Kiriman perdana Dapur Gendong, sebutan untuk dapur umum mereka, tanggal 19 Oktober 2020 adalah 130 bungkus berisi capcay jowo, telur balado, nasi putih, dan air minum. Penerimanya adalah para buruh gendong di Pasar Beringharjo. Dana untuk nasi bungkus itu, cerita Mbak Adriani, berasal dari donasi beberapa LSM, PPI, Gusdurian, dan orang-orang yang peduli.

Demi memudahkan penyediaan dan distribusi, Dapur Gendong memakai data yang mereka terima dari Yayasan Annisa Swasti (Yasanti), sebuah lembaga yang melakukan pendampingan dan penguatan gerakan perempuan akar rumput, tak terkecuali buruh gendong. Yasanti mencatat bahwa di Pasar Beringharjo ada 145 buruh gendong, Pasar Giwangan 100 orang, Pasar Gamping 25, dan Pasar Kranggan 13.
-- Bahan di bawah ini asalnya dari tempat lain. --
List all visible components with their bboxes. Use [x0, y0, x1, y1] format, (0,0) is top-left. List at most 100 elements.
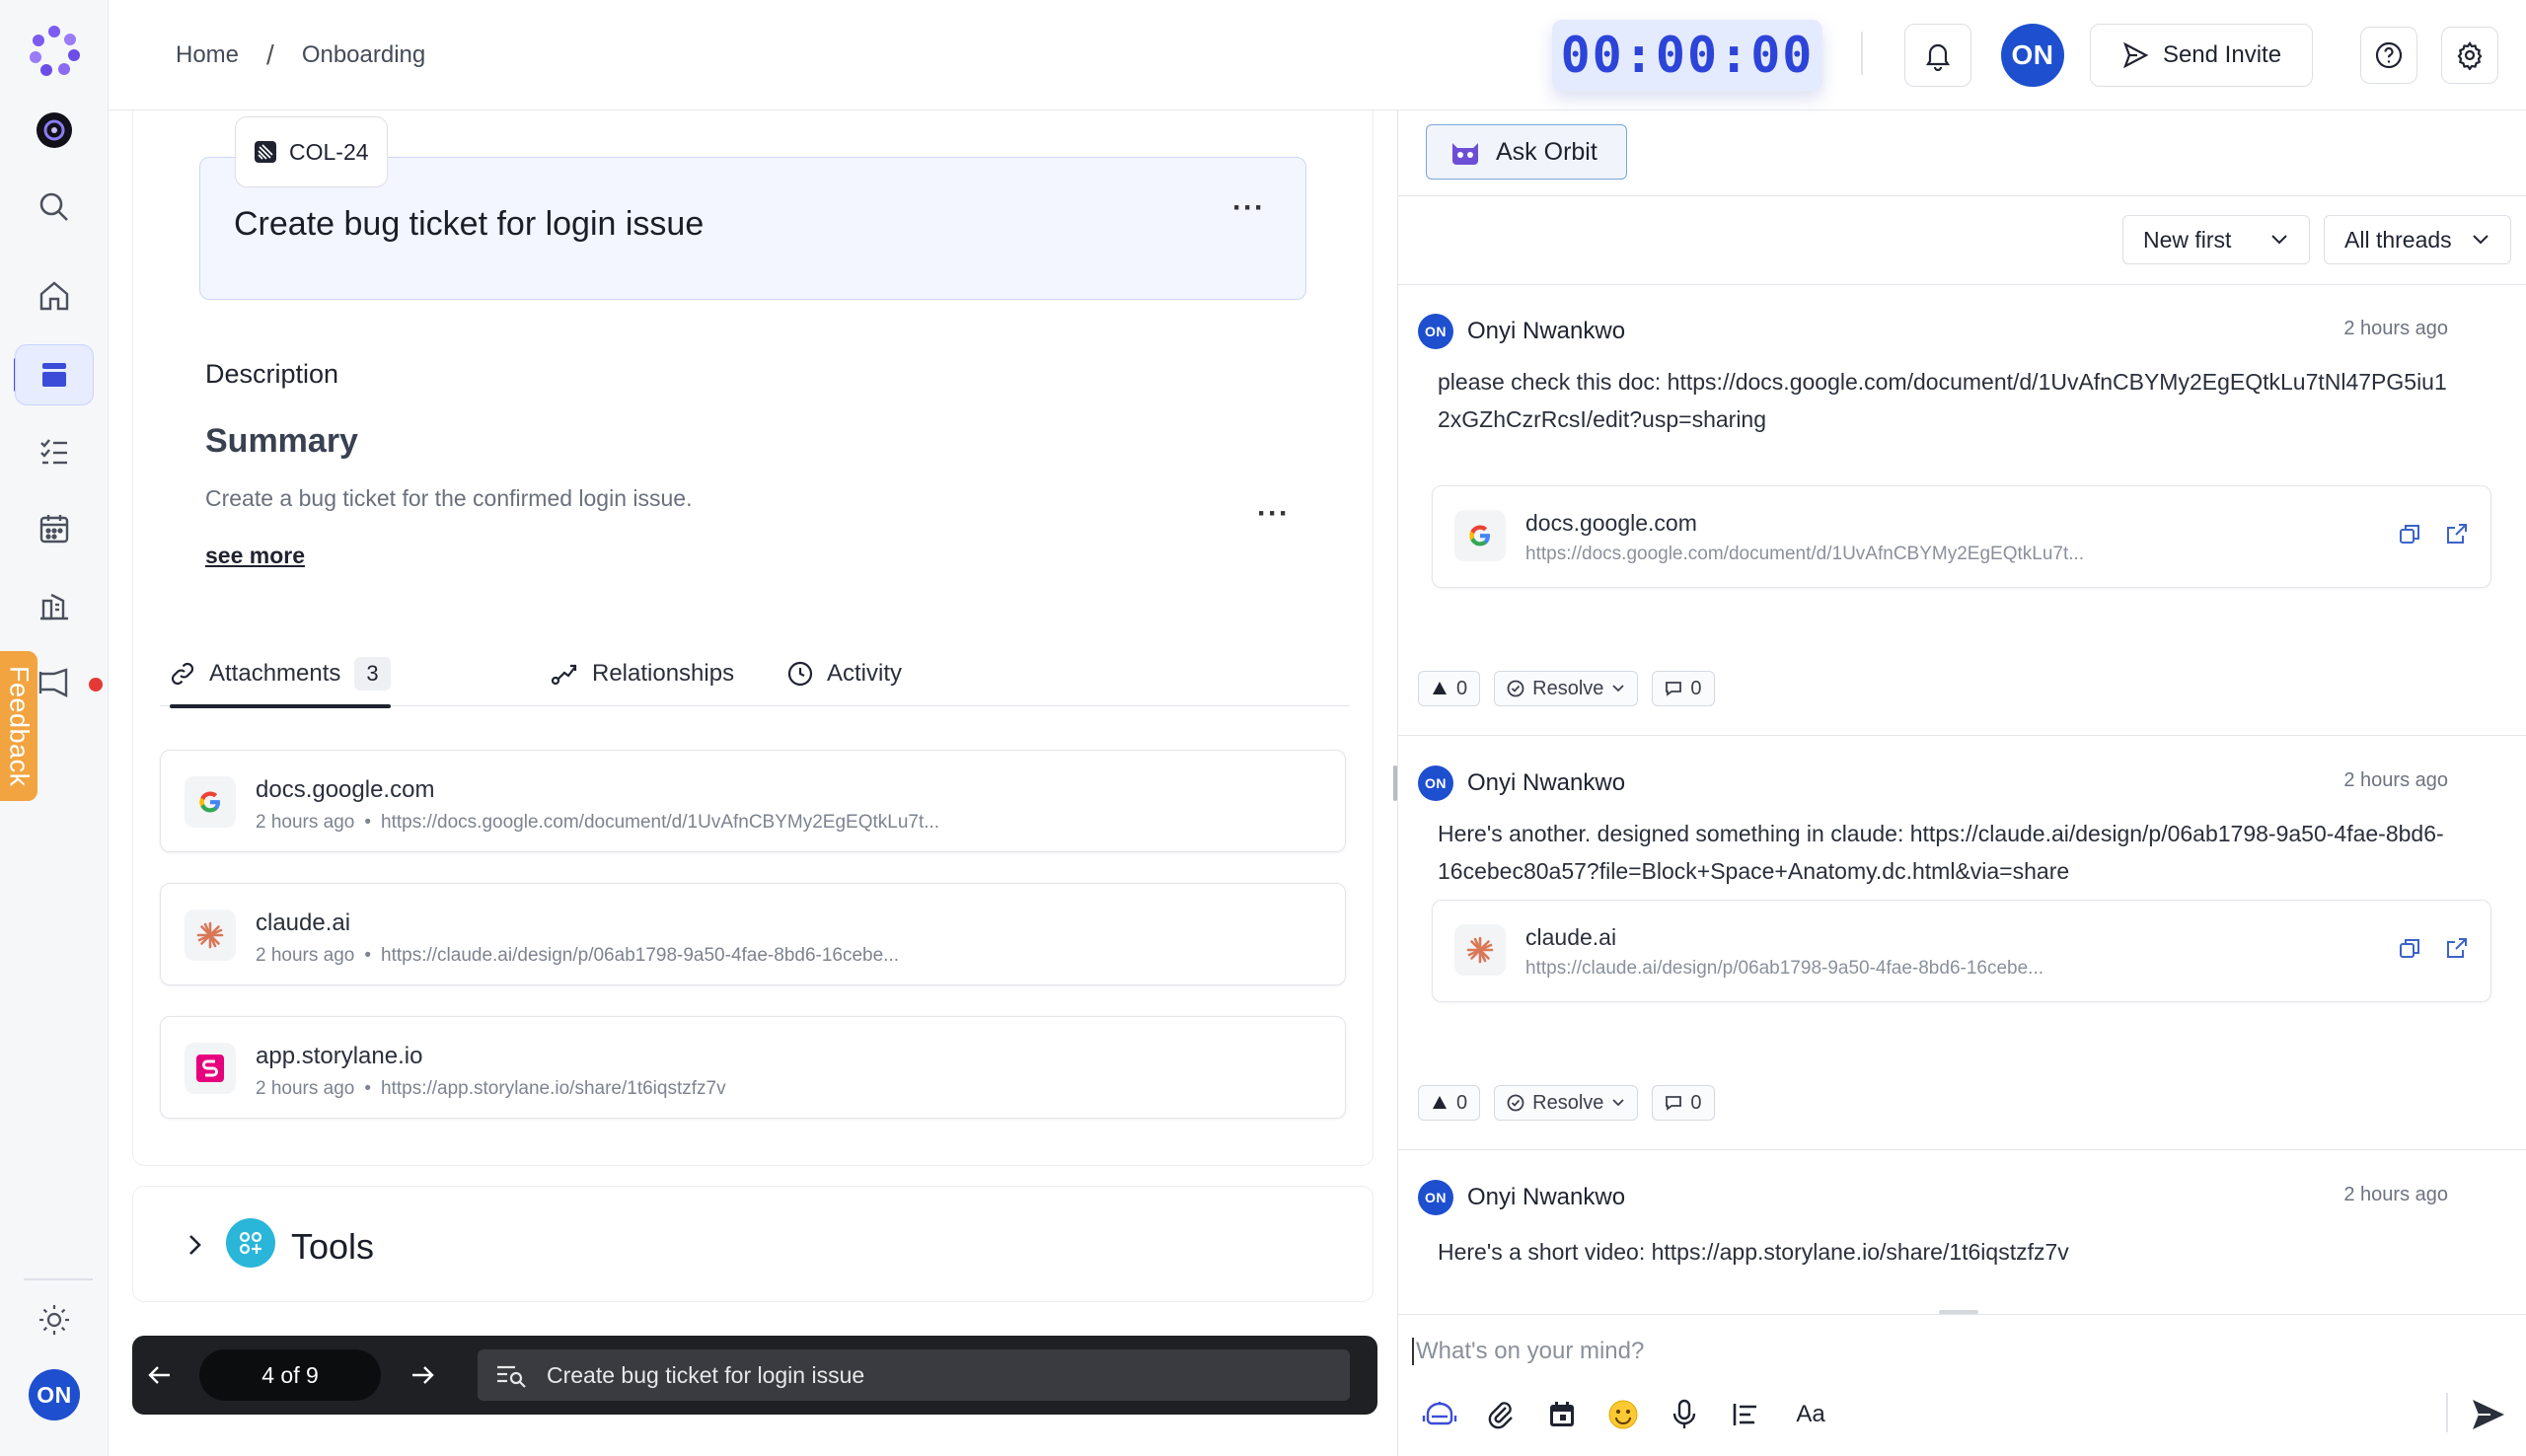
tab-activity[interactable]: Activity	[787, 641, 902, 706]
calendar-icon[interactable]	[0, 499, 109, 558]
ticket-search-value: Create bug ticket for login issue	[547, 1361, 865, 1388]
message-time: 2 hours ago	[2343, 1184, 2448, 1205]
search-icon[interactable]	[0, 178, 109, 237]
upvote-button[interactable]: 0	[1418, 671, 1481, 706]
home-icon[interactable]	[0, 266, 109, 326]
thread-filter-select[interactable]: All threads	[2324, 215, 2511, 264]
send-icon	[2473, 1400, 2504, 1429]
comments-button[interactable]: 0	[1652, 671, 1715, 706]
message-time: 2 hours ago	[2343, 318, 2448, 339]
see-more-link[interactable]: see more	[205, 543, 305, 569]
microphone-icon[interactable]	[1667, 1397, 1702, 1432]
link-preview-card[interactable]: claude.ai https://claude.ai/design/p/06a…	[1432, 900, 2491, 1002]
link-url: https://docs.google.com/document/d/1UvAf…	[1525, 544, 2085, 564]
summary-text: Create a bug ticket for the confirmed lo…	[205, 485, 693, 511]
help-icon	[2375, 41, 2403, 69]
upvote-icon	[1433, 682, 1447, 694]
arrow-right-icon	[412, 1366, 434, 1384]
copy-icon[interactable]	[2398, 522, 2421, 546]
author-name[interactable]: Onyi Nwankwo	[1467, 769, 1625, 797]
breadcrumb-home[interactable]: Home	[176, 41, 239, 69]
message-reactions: 0 Resolve 0	[1418, 671, 1715, 706]
open-external-icon[interactable]	[2445, 522, 2469, 546]
ask-orbit-button[interactable]: Ask Orbit	[1426, 124, 1627, 180]
chevron-right-icon	[189, 1235, 201, 1255]
help-button[interactable]	[2360, 27, 2417, 84]
link-title: docs.google.com	[1525, 510, 1697, 536]
description-label: Description	[205, 359, 339, 389]
author-avatar[interactable]: ON	[1418, 314, 1453, 349]
ticket-more-menu[interactable]: ···	[1232, 191, 1265, 225]
analytics-icon[interactable]	[0, 576, 109, 635]
calendar-icon[interactable]	[1544, 1397, 1580, 1432]
description-more-menu[interactable]: ···	[1257, 497, 1290, 531]
ticket-id-badge[interactable]: COL-24	[235, 116, 388, 187]
bell-icon	[1925, 43, 1951, 71]
attachment-item[interactable]: docs.google.com 2 hours ago • https://docs…	[160, 750, 1346, 852]
chevron-down-icon	[2473, 235, 2489, 245]
rail-divider	[24, 1278, 93, 1280]
notifications-button[interactable]	[1904, 24, 1971, 87]
claude-icon	[1454, 924, 1506, 976]
comments-button[interactable]: 0	[1652, 1085, 1715, 1121]
orbit-bot-icon	[1452, 143, 1478, 165]
session-timer[interactable]: 00:00:00	[1552, 20, 1822, 91]
tab-relationships[interactable]: Relationships	[551, 641, 734, 706]
send-message-button[interactable]	[2469, 1395, 2508, 1434]
message-time: 2 hours ago	[2343, 769, 2448, 791]
upvote-button[interactable]: 0	[1418, 1085, 1481, 1121]
format-align-icon[interactable]	[1728, 1397, 1763, 1432]
workspace-icon[interactable]	[0, 101, 109, 160]
link-preview-card[interactable]: docs.google.com https://docs.google.com/…	[1432, 485, 2491, 588]
attachment-title: claude.ai	[256, 910, 351, 936]
attachment-meta: 2 hours ago • https://app.storylane.io/sha…	[256, 1078, 726, 1099]
send-invite-button[interactable]: Send Invite	[2090, 24, 2313, 87]
message-input[interactable]: What's on your mind?	[1412, 1338, 1644, 1365]
copy-icon[interactable]	[2398, 936, 2421, 960]
ai-assistant-icon[interactable]	[1422, 1397, 1457, 1432]
attachment-item[interactable]: claude.ai 2 hours ago • https://claude.ai/…	[160, 883, 1346, 985]
emoji-icon[interactable]	[1605, 1397, 1641, 1432]
theme-icon[interactable]	[0, 1290, 109, 1349]
author-name[interactable]: Onyi Nwankwo	[1467, 1184, 1625, 1211]
composer-separator	[2446, 1393, 2448, 1432]
check-circle-icon	[1507, 1094, 1524, 1112]
sort-select[interactable]: New first	[2122, 215, 2310, 264]
feedback-tab[interactable]: Feedback	[0, 651, 37, 801]
text-format-icon[interactable]: Aa	[1789, 1397, 1832, 1432]
tab-attachments[interactable]: Attachments 3	[170, 641, 391, 708]
open-external-icon[interactable]	[2445, 936, 2469, 960]
tab-relationships-label: Relationships	[592, 660, 735, 687]
board-icon[interactable]	[0, 344, 109, 405]
attachment-item[interactable]: app.storylane.io 2 hours ago • https://app…	[160, 1016, 1346, 1119]
orbit-logo-icon[interactable]	[0, 22, 109, 81]
settings-button[interactable]	[2441, 27, 2498, 84]
ticket-id-label: COL-24	[289, 138, 369, 165]
message-divider	[1398, 1149, 2526, 1150]
tab-attachments-label: Attachments	[209, 660, 341, 687]
attachment-meta: 2 hours ago • https://claude.ai/design/p/0…	[256, 945, 900, 966]
send-icon	[2122, 41, 2149, 69]
user-avatar-rail[interactable]: ON	[0, 1365, 109, 1424]
header-avatar[interactable]: ON	[2001, 24, 2064, 87]
breadcrumb-onboarding[interactable]: Onboarding	[302, 41, 425, 69]
sort-select-value: New first	[2143, 226, 2232, 253]
resolve-button[interactable]: Resolve	[1494, 671, 1639, 706]
ask-orbit-label: Ask Orbit	[1496, 137, 1597, 166]
attach-icon[interactable]	[1483, 1397, 1519, 1432]
resolve-button[interactable]: Resolve	[1494, 1085, 1639, 1121]
author-name[interactable]: Onyi Nwankwo	[1467, 318, 1625, 345]
tools-section[interactable]: Tools	[132, 1186, 1374, 1302]
list-search-icon	[497, 1365, 526, 1388]
author-avatar[interactable]: ON	[1418, 765, 1453, 801]
author-avatar[interactable]: ON	[1418, 1180, 1453, 1215]
linear-icon	[255, 141, 276, 163]
message-body: please check this doc: https://docs.goog…	[1438, 369, 2447, 432]
ticket-title[interactable]: Create bug ticket for login issue	[234, 205, 704, 244]
arrow-left-icon	[148, 1366, 170, 1384]
ticket-search-field[interactable]: Create bug ticket for login issue	[478, 1349, 1350, 1401]
summary-heading: Summary	[205, 422, 358, 460]
thread-message: ON Onyi Nwankwo 2 hours ago please check…	[1398, 314, 2526, 588]
tasks-icon[interactable]	[0, 422, 109, 481]
claude-icon	[185, 910, 236, 961]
Jumlah relawan yang semula belasan sekarang jadi lebih dari 30 orang. Mereka meluangkan waktu terlibat dalam empat kelompok tugas, yakni tim dapur (juru masak), tim bungkus (mengemas masakan), tim bersih (mencuci piring dan membersihkan dapur), dan tim distribusi (mengantar makanan ke pasar).

dapur gendong
Menu Dapur Gendong/Daan Andraan

Para relawan itu sebagian adalah para pekerja yang terkena dampak pandemi COVID-19.

Ibu Dijah (59 tahun), misalnya. Sewaktu tinggal di Jakarta ia bekerja di katering. Awal 2020 kemarin ia pulang ke Jogja membawa asa untuk membuka usaha. Namun rencana itu batal karena pandemi tiba. Sekarang, setiap hari ia datang ke Dapur Gendong dan menjadi kepala dapur yang bertanggung jawab menyiapkan lebih dari 150 nasi bungkus per hari. Relawan lainnya, Yusuf Bernadion Marcelino, sebelum pandemi adalah seorang koki di salah satu restoran di Jogja. COVID-19 membuatnya dirumahkan. Cerita-cerita mengharukan juga dibawa oleh para relawan lain yang ikhlas membantu Dapur Gendong tanpa bayaran. Doa-doa terbaik kudaraskan pada mereka semua.


Di hari terakhirku di Jogja, aku berniat datang jam 9 pagi ke Dapur Gendong, ketika para relawan sedang membungkus makanan. Kegiatan harian di Dapur Gendong sudah terjadwal—jam 7 memasak, jam 9 membungkus, dan jam 11 mendistribusikannya ke pasar-pasar. Setelah itu, para relawan akan istirahat makan siang sebelum kembali menyiapkan bahan-bahan untuk dimasak keesokan harinya.

Tapi, sebelum ke Dapur Gendong aku ke Pasar Beringharjo terlebih dahulu untuk melihat dan mengambil foto para buruh gendong.

dapur gendong
Berfoto bersama buruh gendong/M. Berkah Gamulya

Setiba di sana, suasana masih sepi dan beberapa kios belum buka. Aku berkeliling pasar, melihat beberapa orang buruh gendong duduk-duduk di lorong kios sayur di lantai 2. Tiba-tiba seorang simbah melintas di depanku dengan karung besar di punggungnya. Aku mengikutinya. Dari belakang sini hanya tampak karung besar dan sepasang kaki kecil ringkih yang perlahan menapaki dinginnya lantai pasar. Saat mencoba mengambil foto, tanpa sadar aku menitikkan air mata. Aku langsung memalingkan muka, teringat ibuku di rumah.

Setelah berhasil menenangkan emosi, aku memesan ojol dan berjanji dalam hati, “Ini bukan terakhir kalinya aku ke Dapur Gendong; aku pasti akan kembali.”